Review: Tim Parks, Juggling The Stars

Tim Parks knows how to write. His prose is sharp and efficient, his characters speak and live in the real world, and his writing has wit and intelligence. His sixth novel, Juggling The Stars, is a page-turner: surprising, horrifying, macabre, and, at times, incongruously funny.

Parks’ main character, Morris Duckworth, is a man you will not soon forget. Characterless, wry, and without principle, perceiving himself as put-upon, mistreated and misjudged by the world, Morris might simply live a life of rejection and unfulfilled expectations. But that’s a much more difficult book to write. And one that’s not nearly so readable. So Parks has added narcissism and rage to the mix, which turns Morris into a character capable of great damage.

Juggling The Stars fits all too well into things currently going on in the world, and thus it lingers in the mind. It makes you wonder if we are acting out the imaginings of our Id more easily in this 21st century. Or if it just seems that way because the worst in all of us is so readily available, even necessary, to keep CNN churning twenty-four hours a day.

For M. Duckworth, “It was the unreality of those murders that amazed him. You realized the world was probably full of murderers, war-criminals, child-molesters, who couldn’t believe they’d really done it. The truth was, everybody was capable of doing it, only incapable of accepting they were capable.”

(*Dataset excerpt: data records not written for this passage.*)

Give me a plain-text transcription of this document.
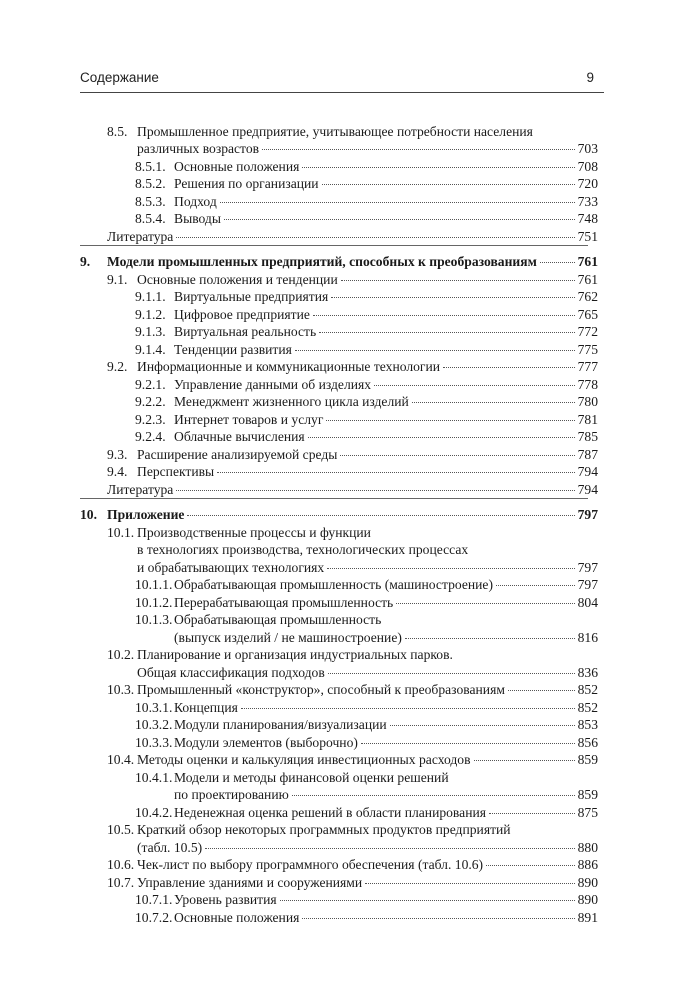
Содержание	9
8.5. Промышленное предприятие, учитывающее потребности населения
различных возрастов	703
8.5.1. Основные положения	708
8.5.2. Решения по организации	720
8.5.3. Подход	733
8.5.4. Выводы	748
Литература	751
9. Модели промышленных предприятий, способных к преобразованиям	761
9.1. Основные положения и тенденции	761
9.1.1. Виртуальные предприятия	762
9.1.2. Цифровое предприятие	765
9.1.3. Виртуальная реальность	772
9.1.4. Тенденции развития	775
9.2. Информационные и коммуникационные технологии	777
9.2.1. Управление данными об изделиях	778
9.2.2. Менеджмент жизненного цикла изделий	780
9.2.3. Интернет товаров и услуг	781
9.2.4. Облачные вычисления	785
9.3. Расширение анализируемой среды	787
9.4. Перспективы	794
Литература	794
10. Приложение	797
10.1. Производственные процессы и функции
в технологиях производства, технологических процессах
и обрабатывающих технологиях	797
10.1.1. Обрабатывающая промышленность (машиностроение)	797
10.1.2. Перерабатывающая промышленность	804
10.1.3. Обрабатывающая промышленность
(выпуск изделий / не машиностроение)	816
10.2. Планирование и организация индустриальных парков.
Общая классификация подходов	836
10.3. Промышленный «конструктор», способный к преобразованиям	852
10.3.1. Концепция	852
10.3.2. Модули планирования/визуализации	853
10.3.3. Модули элементов (выборочно)	856
10.4. Методы оценки и калькуляция инвестиционных расходов	859
10.4.1. Модели и методы финансовой оценки решений
по проектированию	859
10.4.2. Неденежная оценка решений в области планирования	875
10.5. Краткий обзор некоторых программных продуктов предприятий
(табл. 10.5)	880
10.6. Чек-лист по выбору программного обеспечения (табл. 10.6)	886
10.7. Управление зданиями и сооружениями	890
10.7.1. Уровень развития	890
10.7.2. Основные положения	891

And so Juggling The Stars reminds you in all too real a way, that the person sitting beside you on the bus or in the next booth, the person stopping for you at the crosswalk or stowing his luggage in the overhead rack next to yours, the person who helps his daughter with her ketchup or smiles when he hands you your purchase, the person who pats your dog, lets you precede him through the revolving door, or nods good morning in the elevator may very well be doing it with fresh blood under his nails.